Only a couple of years ago I sat behind her toward the front of the sanctuary as her church family prayed over her for healing from a cancerous spot on her lung.  After surgery, she received a clean bill of health and made an excellent recovery.

Now she faces Stage 4 colon cancer that has spread everywhere.  Chemo made her too sick, so she has chosen to forego the treatments in order to enjoy the life she has left.  My friend, with her sweet smile and gentle touch, beautiful on the inside and out, bravely staring death in the face.  Such a precious and valuable asset to the body of Christ.

Dying is a part of this life.  Sometimes death is easy to push aside, to not think about.  But when death hovers nearby, it has a way of bringing new perspective to life.  When it becomes personal, something happens inside.  The important things in life suddenly shine a little brighter.

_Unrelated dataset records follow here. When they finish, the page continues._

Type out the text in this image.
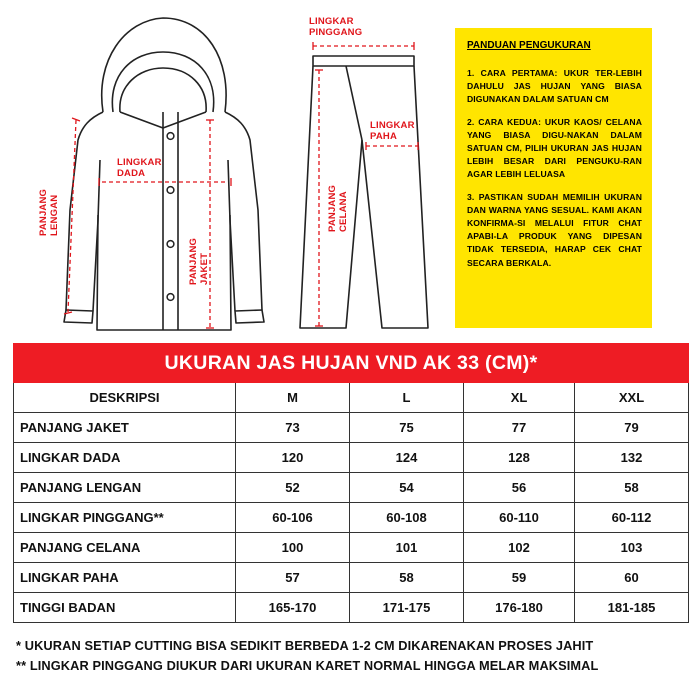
LINGKAR
DADA
PANJANG
LENGAN
PANJANG
JAKET
LINGKAR
PINGGANG
LINGKAR
PAHA
PANJANG
CELANA

PANDUAN PENGUKURAN

1. CARA PERTAMA: UKUR TER-LEBIH DAHULU JAS HUJAN YANG BIASA DIGUNAKAN DALAM SATUAN CM

2. CARA KEDUA: UKUR KAOS/ CELANA YANG BIASA DIGU-NAKAN DALAM SATUAN CM, PILIH UKURAN JAS HUJAN LEBIH BESAR DARI PENGUKU-RAN AGAR LEBIH LELUASA

3. PASTIKAN SUDAH MEMILIH UKURAN DAN WARNA YANG SESUAL. KAMI AKAN KONFIRMA-SI MELALUI FITUR CHAT APABI-LA PRODUK YANG DIPESAN TIDAK TERSEDIA, HARAP CEK CHAT SECARA BERKALA.

UKURAN JAS HUJAN VND AK 33 (CM)*				
DESKRIPSI	M	L	XL	XXL
PANJANG JAKET	73	75	77	79
LINGKAR DADA	120	124	128	132
PANJANG LENGAN	52	54	56	58
LINGKAR PINGGANG**	60-106	60-108	60-110	60-112
PANJANG CELANA	100	101	102	103
LINGKAR PAHA	57	58	59	60
TINGGI BADAN	165-170	171-175	176-180	181-185
* UKURAN SETIAP CUTTING BISA SEDIKIT BERBEDA 1-2 CM DIKARENAKAN PROSES JAHIT
** LINGKAR PINGGANG DIUKUR DARI UKURAN KARET NORMAL HINGGA MELAR MAKSIMAL
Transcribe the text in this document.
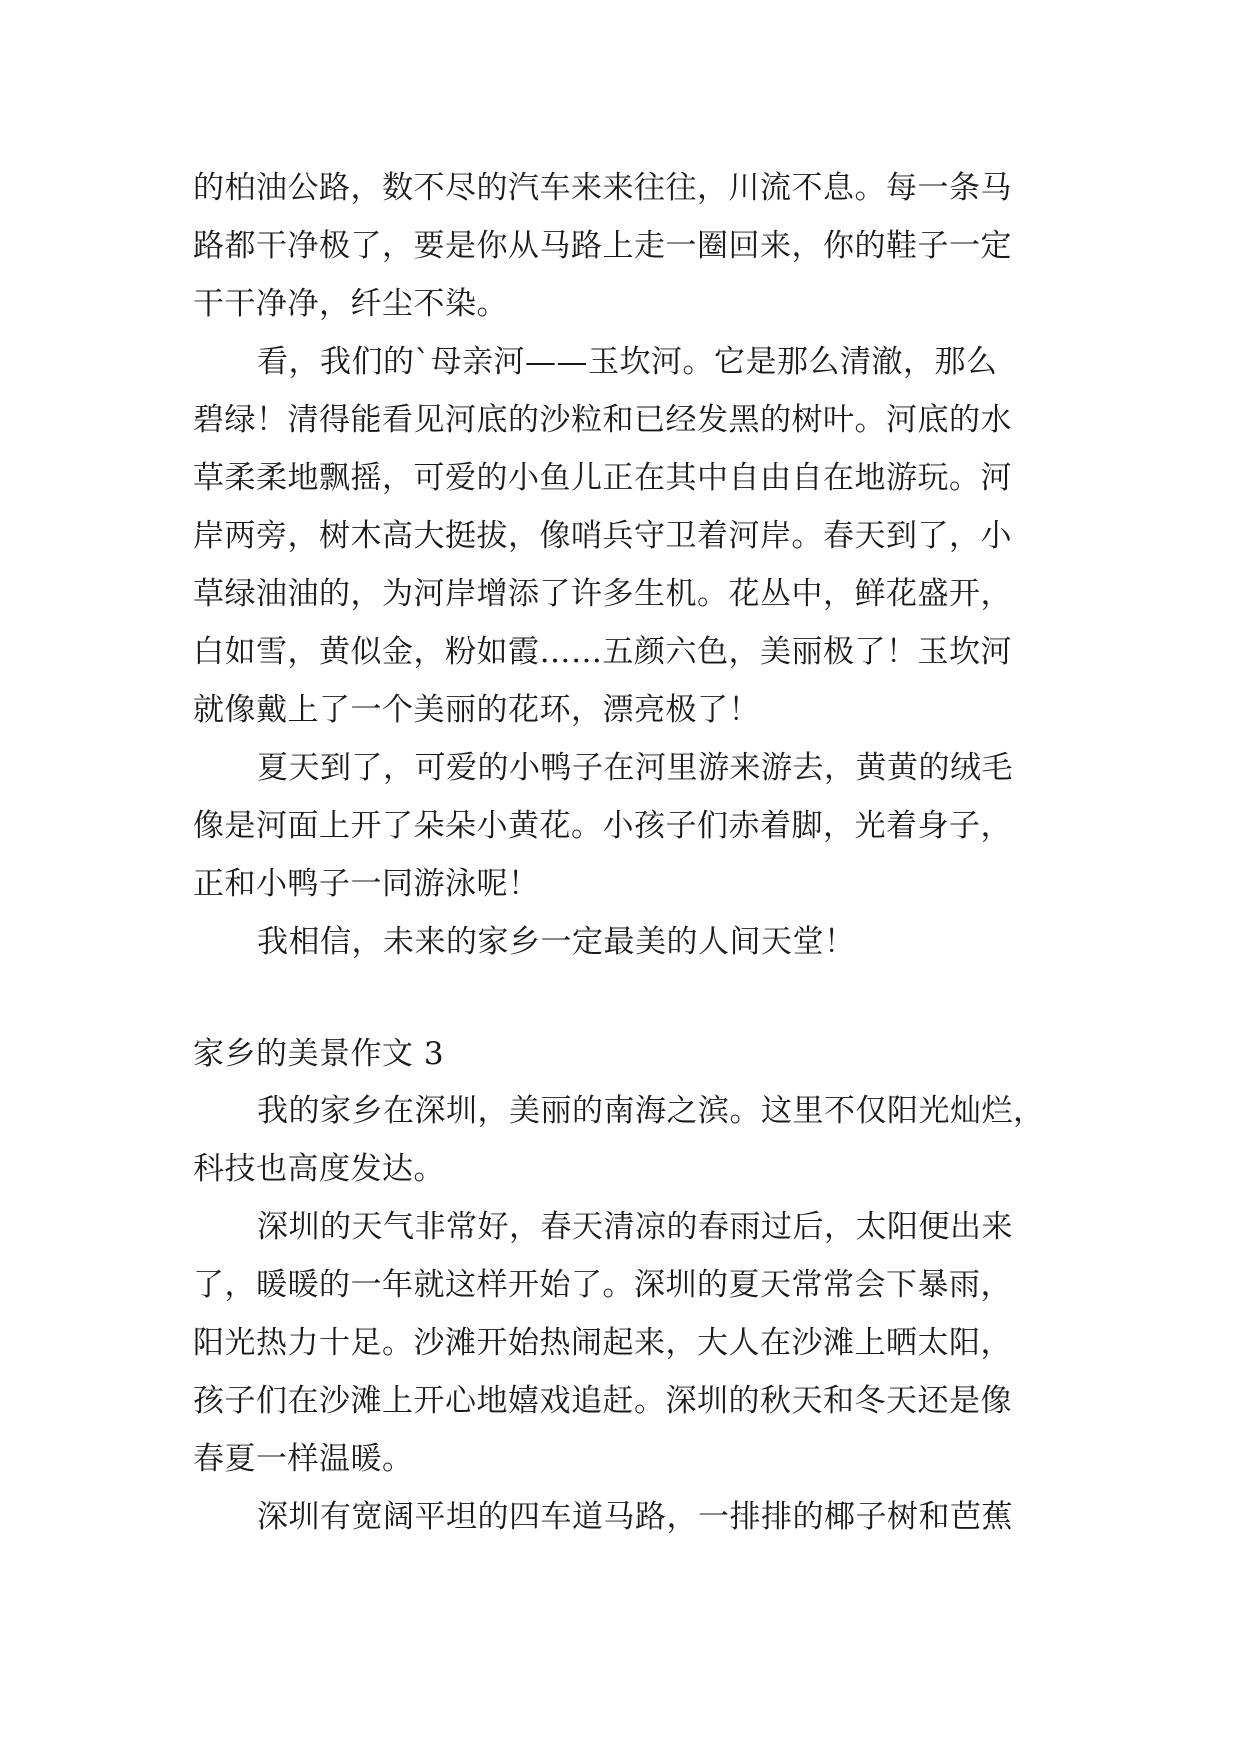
的柏油公路，数不尽的汽车来来往往，川流不息。每一条马
路都干净极了，要是你从马路上走一圈回来，你的鞋子一定
干干净净，纤尘不染。
看，我们的`母亲河——玉坎河。它是那么清澈，那么
碧绿！清得能看见河底的沙粒和已经发黑的树叶。河底的水
草柔柔地飘摇，可爱的小鱼儿正在其中自由自在地游玩。河
岸两旁，树木高大挺拔，像哨兵守卫着河岸。春天到了，小
草绿油油的，为河岸增添了许多生机。花丛中，鲜花盛开，
白如雪，黄似金，粉如霞……五颜六色，美丽极了！玉坎河
就像戴上了一个美丽的花环，漂亮极了！
夏天到了，可爱的小鸭子在河里游来游去，黄黄的绒毛
像是河面上开了朵朵小黄花。小孩子们赤着脚，光着身子，
正和小鸭子一同游泳呢！
我相信，未来的家乡一定最美的人间天堂！
家乡的美景作文 3
我的家乡在深圳，美丽的南海之滨。这里不仅阳光灿烂，
科技也高度发达。
深圳的天气非常好，春天清凉的春雨过后，太阳便出来
了，暖暖的一年就这样开始了。深圳的夏天常常会下暴雨，
阳光热力十足。沙滩开始热闹起来，大人在沙滩上晒太阳，
孩子们在沙滩上开心地嬉戏追赶。深圳的秋天和冬天还是像
春夏一样温暖。
深圳有宽阔平坦的四车道马路，一排排的椰子树和芭蕉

I am sad to know my friend is dying.  But she loves Jesus and awaits the moment He takes her home.  There is a beautiful mystery in the death of a believer.  Where there is sorrow, joy abounds all the more.  Where there are tears, there is also gladness.  Where there is sadness, rejoicing pours forth.  Where there is an end, hope begins.  When death becomes personal and takes the dear saints from my life, my heart hurts and I cheer them on as though cheering runners crossing the finish line.  My soul cries out with all its might as they take their last steps in this world and burst forth into eternity.  And I feel longing in the depths of my own being to be in their shoes, to burst forth into beauty seen by no eye and conceived by no mind.

Praise Jesus for making the way!  In the words of my friend, "Please make sure you will meet me in Heaven."

See you soon, Marcene.  Whether here or there, I will see you soon.